Jeremy Corbyn has joined the fight to stop two Springburn teenage brothers from being deported to Pakistan.
The Labour Party leader said it was time to put the H for Human into immigration policy and allow Somer and Areeb Umeed Bakhsh to stay in Glasgow.
Mr Corbyn made the remarks after meeting the brothers and their parents, Maqsood and Parveen, at the city’s Possilpark Parish Church today.
He and Scottish Labour Party leader Richard Leonard spent around an hour with the family, listening to their story, and those of many other asylum seekers supported by the Kirk.
Nearly 83,000 people have signed a 38 Degrees petition calling on the Home Office not to deport Somer, 15 and his brother, Areeb, 13.
The brothers, who are both of Christian faith, fear they will be killed by Islamic extremists if they are forced to return to Pakistan.
Somer and Areeb have lived in Glasgow with their parents since their family fled the Muslim country in 2012 after their father was subjected to death threats due to his Christian faith.
But the UK Government has repeatedly rejected the family’s plea for asylum, largely because officials do not believe they would be at risk in Pakistan where blasphemy carries the death penalty.
Mr Corbyn said: “Well done to people who have signed the petition and are supporting humane treatment of fellow human beings.
“Let’s put the h word - human - into our processes.
“Somer and Areeb are wonderful boys, have made great achievements in school and have wonderful parents.”
Mr Bakhsh has two masters degrees and worked as a data analyst in Pakistan and his wife is a trained nurse and midwife.

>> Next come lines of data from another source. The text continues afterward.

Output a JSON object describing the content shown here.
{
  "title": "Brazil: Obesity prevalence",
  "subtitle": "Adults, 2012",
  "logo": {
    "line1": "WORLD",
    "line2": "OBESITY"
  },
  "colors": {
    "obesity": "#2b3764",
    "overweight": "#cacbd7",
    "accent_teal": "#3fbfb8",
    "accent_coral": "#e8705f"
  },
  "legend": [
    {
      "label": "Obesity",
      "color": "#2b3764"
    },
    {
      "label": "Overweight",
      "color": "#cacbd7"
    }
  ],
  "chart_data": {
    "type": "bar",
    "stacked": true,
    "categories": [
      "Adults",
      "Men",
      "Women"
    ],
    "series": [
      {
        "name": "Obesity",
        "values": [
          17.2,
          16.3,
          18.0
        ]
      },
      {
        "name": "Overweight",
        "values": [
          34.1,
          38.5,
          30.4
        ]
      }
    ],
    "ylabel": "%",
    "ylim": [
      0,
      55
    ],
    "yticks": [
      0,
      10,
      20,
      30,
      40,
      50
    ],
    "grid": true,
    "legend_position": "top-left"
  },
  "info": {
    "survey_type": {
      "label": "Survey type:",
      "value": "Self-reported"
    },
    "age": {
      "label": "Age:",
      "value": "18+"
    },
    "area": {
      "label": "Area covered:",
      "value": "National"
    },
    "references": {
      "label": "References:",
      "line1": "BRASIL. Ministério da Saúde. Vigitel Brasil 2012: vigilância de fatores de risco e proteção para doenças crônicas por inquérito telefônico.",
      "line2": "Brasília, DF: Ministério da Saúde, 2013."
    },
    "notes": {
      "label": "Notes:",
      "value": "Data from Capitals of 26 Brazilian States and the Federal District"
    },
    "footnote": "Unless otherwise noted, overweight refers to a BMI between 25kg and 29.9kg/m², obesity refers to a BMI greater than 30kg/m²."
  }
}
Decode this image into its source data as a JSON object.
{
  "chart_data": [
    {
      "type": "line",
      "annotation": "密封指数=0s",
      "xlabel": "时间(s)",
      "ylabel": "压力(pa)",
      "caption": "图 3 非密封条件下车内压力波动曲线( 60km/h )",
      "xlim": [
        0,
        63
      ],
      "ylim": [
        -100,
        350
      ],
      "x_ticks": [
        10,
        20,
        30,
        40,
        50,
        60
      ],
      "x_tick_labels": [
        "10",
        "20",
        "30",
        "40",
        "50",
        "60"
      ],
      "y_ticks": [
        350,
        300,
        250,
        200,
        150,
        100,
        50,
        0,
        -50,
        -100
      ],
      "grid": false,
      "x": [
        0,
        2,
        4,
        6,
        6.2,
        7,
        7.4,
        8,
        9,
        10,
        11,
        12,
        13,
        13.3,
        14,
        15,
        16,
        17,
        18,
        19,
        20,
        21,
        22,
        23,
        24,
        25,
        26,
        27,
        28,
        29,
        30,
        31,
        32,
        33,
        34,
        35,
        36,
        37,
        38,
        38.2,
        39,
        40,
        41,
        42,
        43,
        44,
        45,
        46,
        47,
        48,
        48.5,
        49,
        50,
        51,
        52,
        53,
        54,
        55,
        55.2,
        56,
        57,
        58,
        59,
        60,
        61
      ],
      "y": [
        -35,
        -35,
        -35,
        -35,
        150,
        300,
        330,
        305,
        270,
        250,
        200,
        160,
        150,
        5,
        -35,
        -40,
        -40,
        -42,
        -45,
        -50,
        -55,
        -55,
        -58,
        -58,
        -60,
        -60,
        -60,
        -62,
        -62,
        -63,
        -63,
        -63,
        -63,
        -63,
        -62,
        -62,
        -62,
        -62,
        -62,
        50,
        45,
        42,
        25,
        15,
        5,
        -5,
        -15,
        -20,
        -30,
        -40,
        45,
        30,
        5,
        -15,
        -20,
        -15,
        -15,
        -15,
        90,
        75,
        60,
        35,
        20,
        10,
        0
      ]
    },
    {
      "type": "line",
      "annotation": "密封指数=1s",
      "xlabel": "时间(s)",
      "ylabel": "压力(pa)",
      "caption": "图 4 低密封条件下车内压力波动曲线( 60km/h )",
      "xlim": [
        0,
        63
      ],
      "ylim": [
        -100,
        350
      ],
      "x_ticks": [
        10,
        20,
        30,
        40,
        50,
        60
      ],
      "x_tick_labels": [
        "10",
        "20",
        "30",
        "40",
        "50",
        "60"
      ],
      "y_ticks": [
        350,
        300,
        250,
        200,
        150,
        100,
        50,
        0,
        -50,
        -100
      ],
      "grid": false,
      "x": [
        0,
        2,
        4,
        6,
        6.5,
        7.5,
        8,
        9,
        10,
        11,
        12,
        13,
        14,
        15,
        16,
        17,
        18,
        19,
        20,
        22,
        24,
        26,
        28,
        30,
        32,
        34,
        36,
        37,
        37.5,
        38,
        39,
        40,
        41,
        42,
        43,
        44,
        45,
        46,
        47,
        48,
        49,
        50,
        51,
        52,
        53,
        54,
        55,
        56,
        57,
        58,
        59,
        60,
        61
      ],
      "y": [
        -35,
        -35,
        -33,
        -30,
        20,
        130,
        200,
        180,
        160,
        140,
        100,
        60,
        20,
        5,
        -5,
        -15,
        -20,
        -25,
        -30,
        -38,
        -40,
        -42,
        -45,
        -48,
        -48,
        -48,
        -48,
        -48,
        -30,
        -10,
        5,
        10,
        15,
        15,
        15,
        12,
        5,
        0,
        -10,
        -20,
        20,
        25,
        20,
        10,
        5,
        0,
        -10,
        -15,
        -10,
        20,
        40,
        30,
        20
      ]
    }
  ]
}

The couple would dearly like to work and make a contribution to the country they call home but they have been banned due to their immigration status, which also means they are not allowed to drive.
Mr Corbyn said: “What a crying shame and a waste - two parents in this country who are able, intelligent and very well qualified.
“They should be working in our public services or the private sector and able to contribute to our society which is what they want to do.
“I urge the Home Secretary to stop the hostile environment and recognise the human value of those who have decided to make their homes in this country because of the oppression they face back home.”
The catalyst for the family’s move to Scotland was the murder of two Christians who were gunned down outside a court, while in police custody, in the city of Faisalabad in July 2010.
Pastor Rashid Emmanuel, 32, and Sajid, 24, were accused of writing a pamphlet critical of the Prophet Muhammad that flouted Pakistan’s controversial blasphemy law, which carries the death penalty.
Christians are a minority group in Pakistan and have been repeatedly targeted in a string of deadly terrorist attacks claimed by Islamic State in Iraq and the Levant in recent years.
Mr Bakhsh said he was very pleased that Mr Corbyn took the time to meet him and his family.
“We are very encouraged by his support for us and we hope it will lead to good news,” he added.
The Bakhsh family’s case has been taken up with the Home Office by Paul Sweeney, MP for Glasgow North East.
He said: “This is a very powerful intervention from Jeremy Corbyn as the leader of the Labour Party.
“Putting human dignity back at the heart of our politics is crucial.
“The Church of Scotland and the congregation at Possilpark Parish Church has shone a light on the real suffering of people in our community.
“This will hopefully make a difference on a national level and help hundreds of people in the long run.”
The Rev Linda Pollock, minister of Possilpark Parish Church, is leading the campaign to stop the family being deported.
She said: “It is commendable that Jeremy Corbyn came to the church and met asylum seekers.
“It is a bit of a relief for the family that someone in a position of influence is taking an interest and sees them as human beings, not just a statistic and a number.
“We will see how it all pans out and we hope for the best.”
Mr Corbyn also met 10-year orphan asylum seeker Giorgi Kakava and his grandmother Ketino Baikhadze.
The pair, who are being supported by Rev Brian Casey of Springburn Parish Church in Glasgow, have been given permission to stay in the UK for 30 months.
The minister said he hoped that Mr Corbyn’s visit would help to keep the two cases in the public eye.
“As he said, we need to take the ‘H’ from hostile and put it into human,” added Mr Casey.
“He has personalised these stories for a lot of people and I hope it makes a difference and carries on highlighting the campaigns.”
Pictured from left are: Scottish Labour leader Richard Leonard, Rev Brian Casey, Jeremy Corbyn, Giorgi Kakava, Ketino Baikhadze and Paul Sweeney MP
Church of Scotland congregations the length and breadth of the country are actively working to support asylum seekers and refugees.
The Kirk is a leading member of the ;Scottish Faiths Action for Refugees group.
Moderator of the General Assembly, Right Rev Susan Brown, said the Christian faith calls on its followers to take care of the stranger and the foreigner, especially the vulnerable.